Veel voorkomende dieren die een gevaar vormen op wegen zijn onder meer herten, elanden, elanden, wilde zwijnen en zelfs kleinere dieren zoals konijnen en eekhoorns. Deze dieren kunnen plotseling over de weg schieten, waardoor het moeilijk wordt voor automobilisten om op tijd te reageren. In sommige gevallen kunnen dieren zelfs over of op voertuigen springen, waardoor verdere schade en mogelijk letsel ontstaat.
Om het risico op botsingen met wilde dieren te verkleinen, moeten bestuurders zich bewust zijn van de gebieden waar dieren waarschijnlijk aanwezig zijn, zoals in de buurt van bossen, parken of watermassa's. Ze moeten ook letten op verkeersborden die waarschuwen voor oversteekplaatsen voor wilde dieren. Door in deze gebieden langzamer te rijden en 's nachts grootlicht te gebruiken, kunnen automobilisten dieren eerder opmerken en hebben ze meer tijd om te reageren.
In het ongelukkige geval van een aanrijding met een dier is het van cruciaal belang om kalm te blijven en de nodige maatregelen te nemen om de veiligheid te garanderen.
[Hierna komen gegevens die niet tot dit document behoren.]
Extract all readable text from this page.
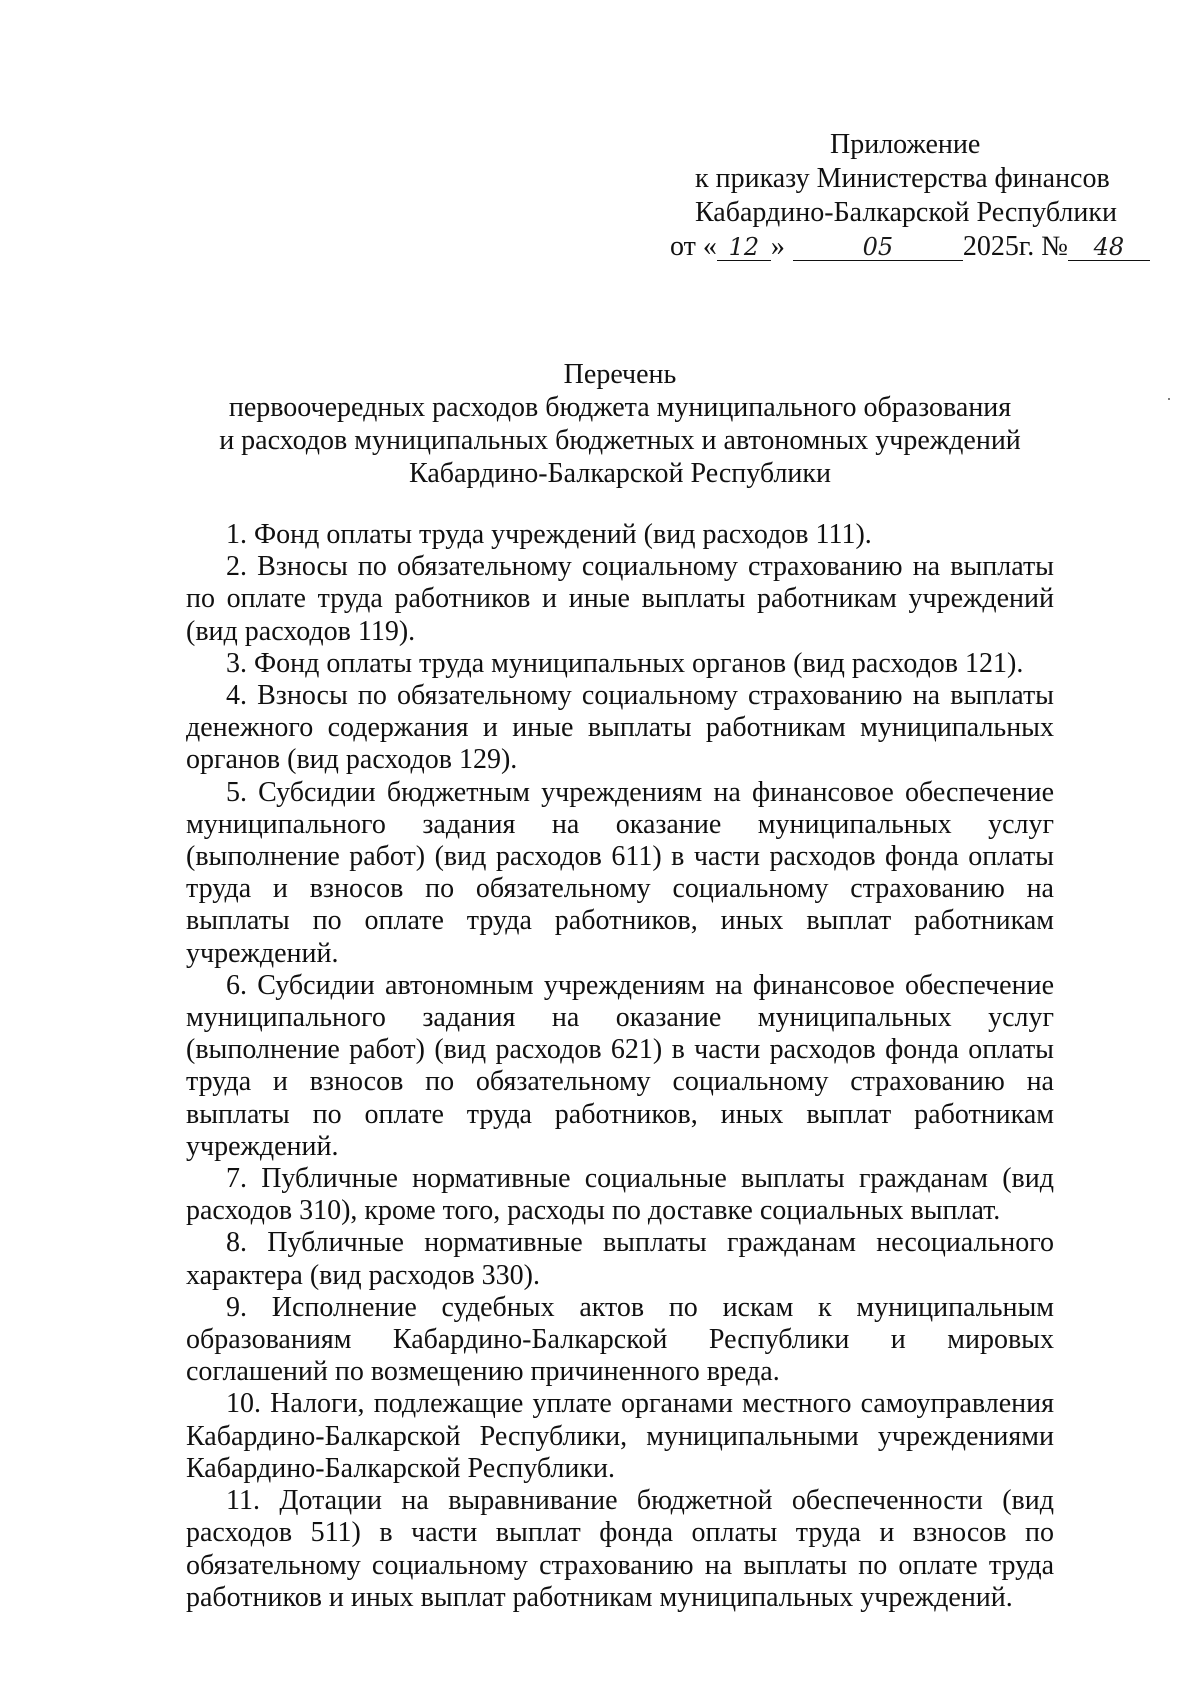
Приложение
к приказу Министерства финансов
Кабардино-Балкарской Республики
от « 12 »	05 2025г. № 48
Перечень
первоочередных расходов бюджета муниципального образования
и расходов муниципальных бюджетных и автономных учреждений
Кабардино-Балкарской Республики

1. Фонд оплаты труда учреждений (вид расходов 111).

2. Взносы по обязательному социальному страхованию на выплаты по оплате труда работников и иные выплаты работникам учреждений (вид расходов 119).

3. Фонд оплаты труда муниципальных органов (вид расходов 121).

4. Взносы по обязательному социальному страхованию на выплаты денежного содержания и иные выплаты работникам муниципальных органов (вид расходов 129).

5. Субсидии бюджетным учреждениям на финансовое обеспечение муниципального задания на оказание муниципальных услуг (выполнение работ) (вид расходов 611) в части расходов фонда оплаты труда и взносов по обязательному социальному страхованию на выплаты по оплате труда работников, иных выплат работникам учреждений.

6. Субсидии автономным учреждениям на финансовое обеспечение муниципального задания на оказание муниципальных услуг (выполнение работ) (вид расходов 621) в части расходов фонда оплаты труда и взносов по обязательному социальному страхованию на выплаты по оплате труда работников, иных выплат работникам учреждений.

7. Публичные нормативные социальные выплаты гражданам (вид расходов 310), кроме того, расходы по доставке социальных выплат.

8. Публичные нормативные выплаты гражданам несоциального характера (вид расходов 330).

9. Исполнение судебных актов по искам к муниципальным образованиям Кабардино-Балкарской Республики и мировых соглашений по возмещению причиненного вреда.

10. Налоги, подлежащие уплате органами местного самоуправления Кабардино-Балкарской Республики, муниципальными учреждениями Кабардино-Балкарской Республики.

11. Дотации на выравнивание бюджетной обеспеченности (вид расходов 511) в части выплат фонда оплаты труда и взносов по обязательному социальному страхованию на выплаты по оплате труда работников и иных выплат работникам муниципальных учреждений.
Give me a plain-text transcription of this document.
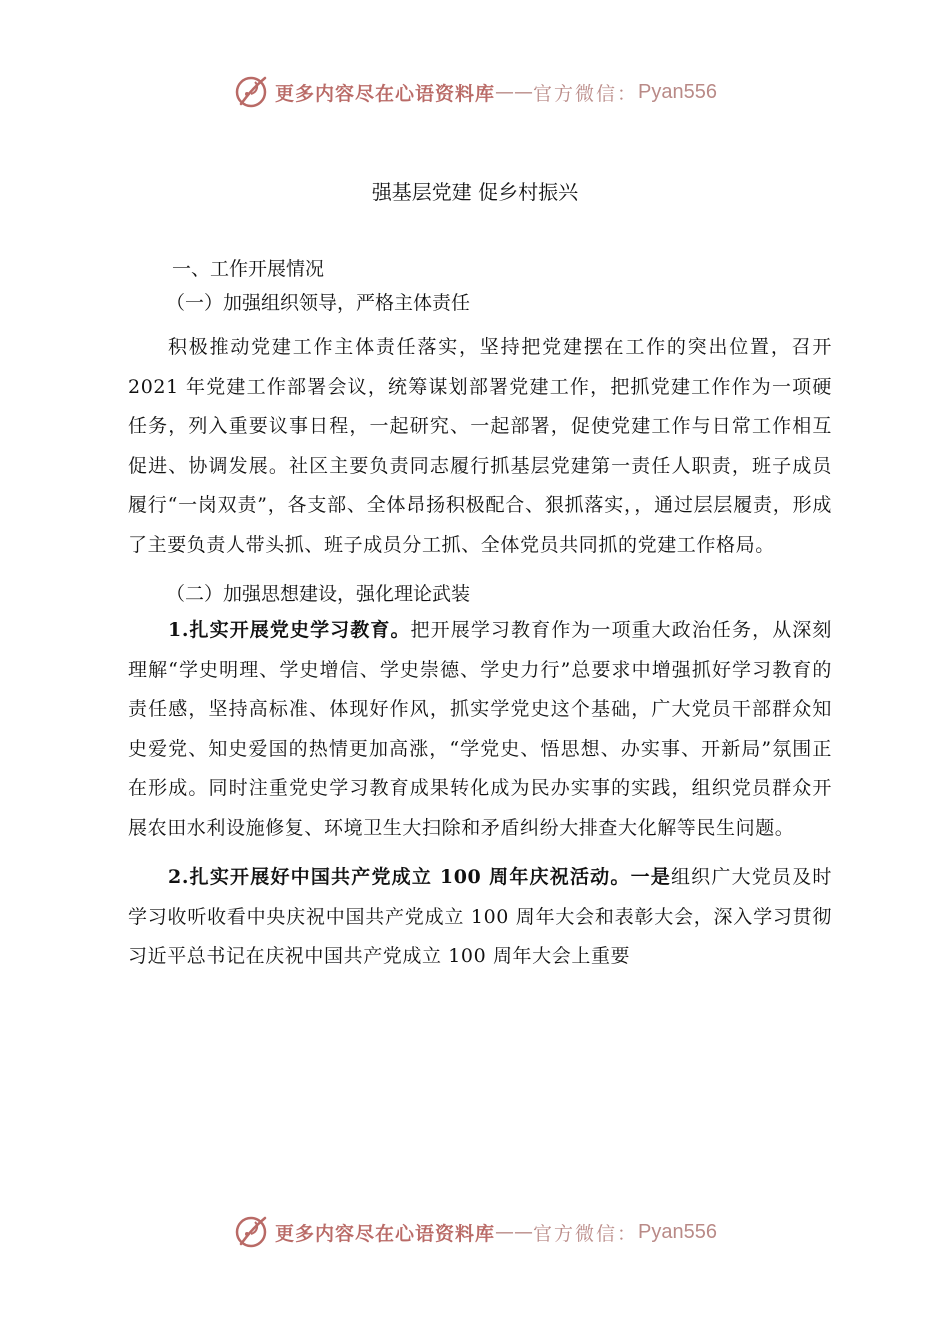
更多内容尽在心语资料库 —— 官方微信： Pyan556
强基层党建 促乡村振兴

一、工作开展情况

（一）加强组织领导，严格主体责任

积极推动党建工作主体责任落实，坚持把党建摆在工作的突出位置，召开 2021 年党建工作部署会议，统筹谋划部署党建工作，把抓党建工作作为一项硬任务，列入重要议事日程，一起研究、一起部署，促使党建工作与日常工作相互促进、协调发展。社区主要负责同志履行抓基层党建第一责任人职责，班子成员履行“一岗双责”，各支部、全体昂扬积极配合、狠抓落实，，通过层层履责，形成了主要负责人带头抓、班子成员分工抓、全体党员共同抓的党建工作格局。

（二）加强思想建设，强化理论武装

1.扎实开展党史学习教育。把开展学习教育作为一项重大政治任务，从深刻理解“学史明理、学史增信、学史崇德、学史力行”总要求中增强抓好学习教育的责任感，坚持高标准、体现好作风，抓实学党史这个基础，广大党员干部群众知史爱党、知史爱国的热情更加高涨，“学党史、悟思想、办实事、开新局”氛围正在形成。同时注重党史学习教育成果转化成为民办实事的实践，组织党员群众开展农田水利设施修复、环境卫生大扫除和矛盾纠纷大排查大化解等民生问题。

2.扎实开展好中国共产党成立 100 周年庆祝活动。一是组织广大党员及时学习收听收看中央庆祝中国共产党成立 100 周年大会和表彰大会，深入学习贯彻习近平总书记在庆祝中国共产党成立 100 周年大会上重要

更多内容尽在心语资料库 —— 官方微信： Pyan556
Bestuurders moeten op een veilige locatie aan de kant van de weg parkeren, hun alarmlichten inschakelen en contact opnemen met de plaatselijke autoriteiten. Ze mogen het gewonde dier niet benaderen of proberen te verplaatsen, omdat dit gevaarlijk kan zijn. In plaats daarvan moeten ze wachten tot professionele hulp arriveert.
Door zich bewust te zijn van de risico's van wilde dieren en door passende voorzorgsmaatregelen te nemen, kunnen bestuurders de kans op botsingen helpen verkleinen en zichzelf en anderen op de weg beschermen.